Kantilal H. Sancheti (born 24 July 1936) is an orthopaedic physician who invented India's first indigenous knee implant, the Indus Knee, and founder of Maharashtra's first orthopaedic dedicated specialty hospital.

==Early life==
Sancheti was born in a Shewtamber Jain family. He holds the academic degrees and fellowships of M.S. (Ortho), F.R.C.S (Edinburgh) U.K., Ph.D (Ortho), F.I.C.S., F.A.C.S. (U.S.A.).

==Career==
- Founder Director and Chief Orthopaedic Surgeon, at Sancheti Institute for Orthopaedics and Rehabilitation (SIOR).

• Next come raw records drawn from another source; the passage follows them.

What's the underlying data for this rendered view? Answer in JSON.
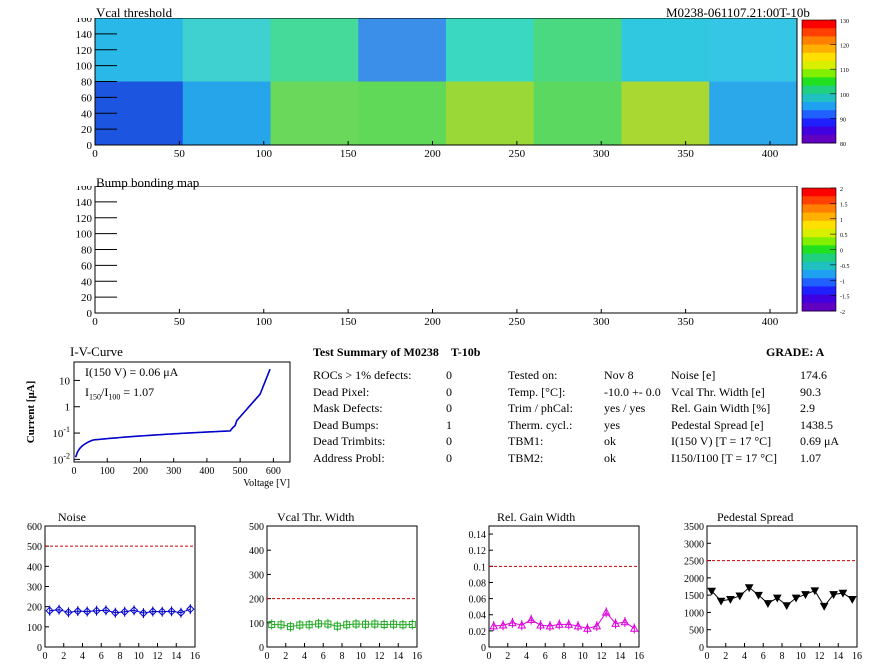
{
  "header": {
    "vcal_title": "Vcal threshold",
    "module_id": "M0238-061107.21:00T-10b",
    "bump_title": "Bump bonding map"
  },
  "maps": {
    "x_ticks": [
      0,
      50,
      100,
      150,
      200,
      250,
      300,
      350,
      400
    ],
    "y_ticks": [
      0,
      20,
      40,
      60,
      80,
      100,
      120,
      140,
      160
    ],
    "vcal_palette_ticks": [
      "130",
      "120",
      "110",
      "100",
      "90",
      "80"
    ],
    "bump_palette_ticks": [
      "2",
      "1.5",
      "1",
      "0.5",
      "0",
      "-0.5",
      "-1",
      "-1.5",
      "-2"
    ],
    "vcal_roc_colors": {
      "top": [
        "#2ab8e8",
        "#3fd0d0",
        "#45d99a",
        "#3b8fe8",
        "#3ad8c0",
        "#4ad880",
        "#2fc8e0",
        "#35c5e5"
      ],
      "bottom": [
        "#1c55e0",
        "#27a5ea",
        "#6ad85a",
        "#60d858",
        "#9ad838",
        "#5ad860",
        "#aad832",
        "#2aa8ea"
      ]
    }
  },
  "iv": {
    "title": "I-V-Curve",
    "line1_prefix": "I(150 V) = 0.06 ",
    "line1_unit": "μA",
    "line2_label": "I",
    "line2_sub1": "150",
    "line2_sep": "/I",
    "line2_sub2": "100",
    "line2_value": " =  1.07",
    "ylabel": "Current [μA]",
    "xlabel": "Voltage [V]",
    "x_ticks": [
      "0",
      "100",
      "200",
      "300",
      "400",
      "500",
      "600"
    ],
    "y_ticks": [
      {
        "base": "10",
        "exp": "-2"
      },
      {
        "base": "10",
        "exp": "-1"
      },
      {
        "base": "1",
        "exp": ""
      },
      {
        "base": "10",
        "exp": ""
      }
    ]
  },
  "summary": {
    "title": "Test Summary of M0238",
    "test": "T-10b",
    "grade": "GRADE:  A",
    "col1": [
      {
        "label": "ROCs > 1% defects:",
        "value": "0"
      },
      {
        "label": "Dead Pixel:",
        "value": "0"
      },
      {
        "label": "Mask Defects:",
        "value": "0"
      },
      {
        "label": "Dead Bumps:",
        "value": "1"
      },
      {
        "label": "Dead Trimbits:",
        "value": "0"
      },
      {
        "label": "Address Probl:",
        "value": "0"
      }
    ],
    "col2": [
      {
        "label": "Tested on:",
        "value": "Nov 8"
      },
      {
        "label": "Temp. [°C]:",
        "value": "-10.0 +- 0.0"
      },
      {
        "label": "Trim / phCal:",
        "value": "yes / yes"
      },
      {
        "label": "Therm. cycl.:",
        "value": "yes"
      },
      {
        "label": "TBM1:",
        "value": "ok"
      },
      {
        "label": "TBM2:",
        "value": "ok"
      }
    ],
    "col3": [
      {
        "label": "Noise [e]",
        "value": "174.6"
      },
      {
        "label": "Vcal Thr. Width [e]",
        "value": "90.3"
      },
      {
        "label": "Rel. Gain Width [%]",
        "value": "2.9"
      },
      {
        "label": "Pedestal Spread [e]",
        "value": "1438.5"
      },
      {
        "label": "I(150 V) [T = 17 °C]",
        "value": "0.69 μA"
      },
      {
        "label": "I150/I100  [T = 17 °C]",
        "value": "1.07"
      }
    ]
  },
  "chart_data": [
    {
      "type": "scatter",
      "title": "Noise",
      "x": [
        0,
        1,
        2,
        3,
        4,
        5,
        6,
        7,
        8,
        9,
        10,
        11,
        12,
        13,
        14,
        15
      ],
      "values": [
        180,
        185,
        172,
        178,
        176,
        180,
        182,
        170,
        175,
        182,
        168,
        176,
        175,
        177,
        170,
        188
      ],
      "ylim": [
        0,
        600
      ],
      "y_ticks": [
        0,
        100,
        200,
        300,
        400,
        500,
        600
      ],
      "threshold": 500,
      "color": "#0000cc",
      "marker": "diamond"
    },
    {
      "type": "scatter",
      "title": "Vcal Thr. Width",
      "x": [
        0,
        1,
        2,
        3,
        4,
        5,
        6,
        7,
        8,
        9,
        10,
        11,
        12,
        13,
        14,
        15
      ],
      "values": [
        93,
        92,
        84,
        91,
        92,
        96,
        95,
        86,
        92,
        95,
        94,
        95,
        93,
        94,
        92,
        93
      ],
      "ylim": [
        0,
        500
      ],
      "y_ticks": [
        0,
        100,
        200,
        300,
        400,
        500
      ],
      "threshold": 200,
      "color": "#22aa22",
      "marker": "square"
    },
    {
      "type": "scatter",
      "title": "Rel. Gain Width",
      "x": [
        0,
        1,
        2,
        3,
        4,
        5,
        6,
        7,
        8,
        9,
        10,
        11,
        12,
        13,
        14,
        15
      ],
      "values": [
        0.026,
        0.027,
        0.03,
        0.027,
        0.034,
        0.027,
        0.026,
        0.028,
        0.028,
        0.026,
        0.023,
        0.026,
        0.043,
        0.029,
        0.031,
        0.023
      ],
      "ylim": [
        0,
        0.15
      ],
      "y_ticks": [
        0,
        0.02,
        0.04,
        0.06,
        0.08,
        0.1,
        0.12,
        0.14
      ],
      "threshold": 0.1,
      "color": "#dd00dd",
      "marker": "triangle-up"
    },
    {
      "type": "line",
      "title": "Pedestal Spread",
      "x": [
        0,
        1,
        2,
        3,
        4,
        5,
        6,
        7,
        8,
        9,
        10,
        11,
        12,
        13,
        14,
        15
      ],
      "values": [
        1620,
        1330,
        1380,
        1480,
        1720,
        1500,
        1260,
        1420,
        1200,
        1420,
        1520,
        1630,
        1180,
        1520,
        1560,
        1380
      ],
      "ylim": [
        0,
        3500
      ],
      "y_ticks": [
        0,
        500,
        1000,
        1500,
        2000,
        2500,
        3000,
        3500
      ],
      "threshold": 2500,
      "color": "#000000",
      "marker": "triangle-down"
    }
  ]
}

SIOR is a hospital specialising in joint replacement, traumatology, spinal surgery, paediatrics, orthopaedic, arthroscopy and sports injuries, hand and plastic surgery.
- Chairman, Post Graduate Institute of Orthopaedics, Post Graduate Institute for Physiotherapy and Hospital Management.
- Hon. Orthopaedic Surgeon to the Governor of Maharashtra and Indian Armed Forces.
- Hon. Professor, Examiner, and member of several high level core committees of various universities and healthcare-related committees of Government of Maharashtra and Medical Council of India.
- President Indian Orthopaedic Association and former President of Maharashtra Orthopaedic Association.
- Professor Emeritus in Orthopaedics, Chief Orthopaedic Surgeon, Sancheti Hospital & Centre for Joint Replacement Surgery, Pune.

== Awards ==
The Government of India presented him with its highest civilian awards: the Padma Shri in 1991, the Padma Bhushan in 2001 and the Padma Vibhushan in 2012.

- Maharana Mewar Award by the Maharana Mewar Foundation - 2003
- Fellowship of the Royal College of Surgeons, Edinburg, United Kingdom - 2004
- Lifetime Achievement award of The International Medical Integration Council from the Government of Maharashtra - 2004
- International Award for Medical Excellence by Harvard Medical School (USA) - 2005
- Jeevan Sadhana Gaurav Puraskar by Pune University 2010

He organized over 500 health camps for handicapped children all over India. Sancheti also acted in the capacity of hospital design consultant to over 120 hospitals in India.